Question

Hydrocarbons Heating cyclopropane (C₃H₆) converts it to propene (CH₂ =CHCH₃). The rate law is first order in cyclopropane. If the rate constant at a particular temperature is 6.22 x 10⁻⁴⁵s⁻¹ and the concentration of cyclopropane is held at 0.0300 moll, what mass of propene is produced in 10.0 min in a volume of 2.50 L?

Answer 1

To calculate the mass of propene produced in 10.0 minutes, we need to use the rate law equation. The concentration of cyclopropane is given as 0.0300 mol/L and the rate constant is 6.22 x 10⁻⁴⁵s⁻¹ at the given temperature. Using the rate law, we can calculate the concentration of cyclopropane and then use it to calculate the number of moles of propene produced in 10.0 minutes. Finally, we can calculate the mass of propene produced using the molar mass of propene.

Step-by-step explanation:

In a first-order reaction, the rate of the reaction depends on the concentration of only one reactant. In this case, the rate of the reaction is first order in cyclopropane. The rate law for the reaction is given as Rate = k[C₃H₆], where k is the rate constant. The rate constant at the given temperature is 6.22 x 10⁻⁴⁵s⁻¹. The concentration of cyclopropane is 0.0300 mol/L and the volume of the reaction is 2.50 L.

To calculate the mass of propene produced in 10.0 minutes, we need to use the equation: Mass of propene = moles of propene x molar mass of propene. First, we need to calculate the number of moles of propene produced. The reaction is 1:1, so the number of moles of propene produced is equal to the number of moles of cyclopropane consumed. We can use the rate law to calculate the rate of the reaction: Rate = k[C₃H₆].

From the rate law, we know that the rate of the reaction is equal to the rate constant multiplied by the concentration of cyclopropane. We can rearrange the equation to solve for the concentration of cyclopropane: [C₃H₆] = Rate / k. Plugging in the values, we get [C₃H₆] = (6.22 x 10⁻⁴⁵s⁻¹)(0.0300 mol/L).

Now we can calculate the moles of propene produced in 10.0 minutes. Since the reaction is first order in cyclopropane, the rate of consumption of cyclopropane is equal to the rate of production of propene. The rate of consumption of cyclopropane is given by the equation: Rate = -d[C₃H₆] / dt. Plugging in the values, we get -d[C₃H₆] / dt = (6.22 x 10⁻⁴⁵s⁻¹)(0.0300 mol/L).

Now we can rearrange the equation to solve for -d[C₃H₆]: -d[C₃H₆] = (6.22 x 10⁻⁴⁵s⁻¹)(0.0300 mol/L)(10.0 min). To convert minutes to seconds, we multiply by 60: -d[C₃H₆] = (6.22 x 10⁻⁴⁵s⁻¹)(0.0300 mol/L)(10.0 min)(60 s/min).

Next, we can convert -d[C₃H₆] to d[CH₂ =CHCH₃]. Since the reaction is 1:1, the moles of cyclopropane consumed is equal to the moles of propene produced. Therefore, d[CH₂ =CHCH₃] = -d[C₃H₆]. Plugging in the values, we get d[CH₂ =CHCH₃] = (6.22 x 10⁻⁴⁵s⁻¹)(0.0300 mol/L)(10.0 min)(60 s/min).

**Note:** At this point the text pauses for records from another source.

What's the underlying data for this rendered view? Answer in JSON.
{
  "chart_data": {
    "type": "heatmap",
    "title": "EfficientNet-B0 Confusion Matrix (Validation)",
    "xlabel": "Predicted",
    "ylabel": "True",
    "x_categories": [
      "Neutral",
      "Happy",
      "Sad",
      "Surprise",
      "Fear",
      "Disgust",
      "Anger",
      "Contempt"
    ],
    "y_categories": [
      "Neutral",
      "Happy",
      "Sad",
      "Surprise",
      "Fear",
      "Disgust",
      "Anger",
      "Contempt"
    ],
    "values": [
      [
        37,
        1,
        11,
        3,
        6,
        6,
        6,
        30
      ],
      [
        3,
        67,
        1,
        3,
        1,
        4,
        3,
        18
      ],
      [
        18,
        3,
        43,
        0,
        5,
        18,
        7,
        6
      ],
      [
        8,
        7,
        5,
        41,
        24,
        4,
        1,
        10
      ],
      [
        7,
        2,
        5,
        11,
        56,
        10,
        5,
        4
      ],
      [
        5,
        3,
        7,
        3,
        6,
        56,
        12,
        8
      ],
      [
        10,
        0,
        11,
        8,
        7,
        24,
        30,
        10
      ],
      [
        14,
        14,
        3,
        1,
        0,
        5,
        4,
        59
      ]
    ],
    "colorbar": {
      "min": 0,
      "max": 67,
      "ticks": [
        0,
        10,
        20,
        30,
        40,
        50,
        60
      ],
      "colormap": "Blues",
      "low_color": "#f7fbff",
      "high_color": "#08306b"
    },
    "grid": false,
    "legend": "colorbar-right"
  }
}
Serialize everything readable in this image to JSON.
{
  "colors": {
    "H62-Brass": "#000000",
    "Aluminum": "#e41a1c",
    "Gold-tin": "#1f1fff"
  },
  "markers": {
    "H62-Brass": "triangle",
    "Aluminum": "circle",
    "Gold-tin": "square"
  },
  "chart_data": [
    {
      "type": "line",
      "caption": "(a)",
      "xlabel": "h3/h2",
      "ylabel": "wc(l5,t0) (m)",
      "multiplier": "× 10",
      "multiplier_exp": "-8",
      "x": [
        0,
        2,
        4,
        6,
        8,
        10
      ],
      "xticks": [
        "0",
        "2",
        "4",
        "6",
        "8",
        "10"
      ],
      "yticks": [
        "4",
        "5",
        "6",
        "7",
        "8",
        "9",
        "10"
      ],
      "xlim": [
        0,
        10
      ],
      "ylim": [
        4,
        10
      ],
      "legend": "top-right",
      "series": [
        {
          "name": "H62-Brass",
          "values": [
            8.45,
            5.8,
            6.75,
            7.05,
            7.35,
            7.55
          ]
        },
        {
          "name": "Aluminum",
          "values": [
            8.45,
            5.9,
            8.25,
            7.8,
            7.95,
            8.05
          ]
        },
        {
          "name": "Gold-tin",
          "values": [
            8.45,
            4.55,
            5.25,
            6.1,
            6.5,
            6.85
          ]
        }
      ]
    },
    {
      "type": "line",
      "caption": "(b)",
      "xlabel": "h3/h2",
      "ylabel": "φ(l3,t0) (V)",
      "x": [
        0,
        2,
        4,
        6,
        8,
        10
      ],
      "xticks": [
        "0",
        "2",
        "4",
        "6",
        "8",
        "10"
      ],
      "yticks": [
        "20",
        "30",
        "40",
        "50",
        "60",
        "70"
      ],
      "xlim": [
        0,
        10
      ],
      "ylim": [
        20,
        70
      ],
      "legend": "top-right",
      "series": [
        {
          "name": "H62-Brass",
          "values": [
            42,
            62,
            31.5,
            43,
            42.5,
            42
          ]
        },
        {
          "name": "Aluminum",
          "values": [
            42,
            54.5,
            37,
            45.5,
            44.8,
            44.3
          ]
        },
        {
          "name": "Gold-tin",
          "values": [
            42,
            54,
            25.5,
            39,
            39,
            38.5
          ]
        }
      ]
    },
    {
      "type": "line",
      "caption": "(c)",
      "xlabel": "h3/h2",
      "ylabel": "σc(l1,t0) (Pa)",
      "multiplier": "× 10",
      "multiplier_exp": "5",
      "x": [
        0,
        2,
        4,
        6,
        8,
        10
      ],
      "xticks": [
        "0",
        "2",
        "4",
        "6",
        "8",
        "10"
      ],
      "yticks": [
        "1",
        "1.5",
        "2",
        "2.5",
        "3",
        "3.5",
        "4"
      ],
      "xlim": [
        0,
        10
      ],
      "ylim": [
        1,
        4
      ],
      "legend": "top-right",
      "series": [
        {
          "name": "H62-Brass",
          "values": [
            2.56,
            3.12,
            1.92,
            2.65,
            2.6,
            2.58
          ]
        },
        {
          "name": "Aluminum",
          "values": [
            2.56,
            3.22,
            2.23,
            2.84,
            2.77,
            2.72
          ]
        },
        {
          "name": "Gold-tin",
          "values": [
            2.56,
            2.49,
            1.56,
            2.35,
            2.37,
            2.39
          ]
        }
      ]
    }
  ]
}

Finally, we can calculate the mass of propene produced. The molar mass of propene (CH₂ =CHCH₃) is 42.08 g/mol. Therefore, the mass of propene produced in 10.0 minutes is: Mass of propene = (6.22 x 10⁻⁴⁵s⁻¹)(0.0300 mol/L)(10.0 min)(60 s/min)(42.08 g/mol).

Answer 2

The half-life of the isomerization of cyclopropane to propene at 499 °C is approximately 19.37 minutes. Approximately 35.7% of cyclopropane remains after 0.75 hours.

Step-by-step explanation:

The rate constant for the isomerization of cyclopropane to propene at 499 °C is 5.95 x 10-4 s ¹. To find the half-life of the reaction, we can use the integrated rate law for a first-order reaction. The half-life is calculated using the formula: t_(1/2) = (ln 2) / k, where k is the rate constant. Plugging in the values, we find that the half-life of this reaction is approximately 1162 seconds (or 19.37 minutes).

To determine the fraction of cyclopropane that remains after 0.75 hours, we need to calculate the amount of time in seconds. Since there are 60 minutes in an hour and 60 seconds in a minute, 0.75 hours is equal to 45 minutes or 2700 seconds. The fraction of cyclopropane that remains after this time is given by the equation: remaining_fraction = e^(-kt), where k is the rate constant and t is the time. Plugging in the values, we find that approximately 35.7% of cyclopropane remains after 0.75 hours.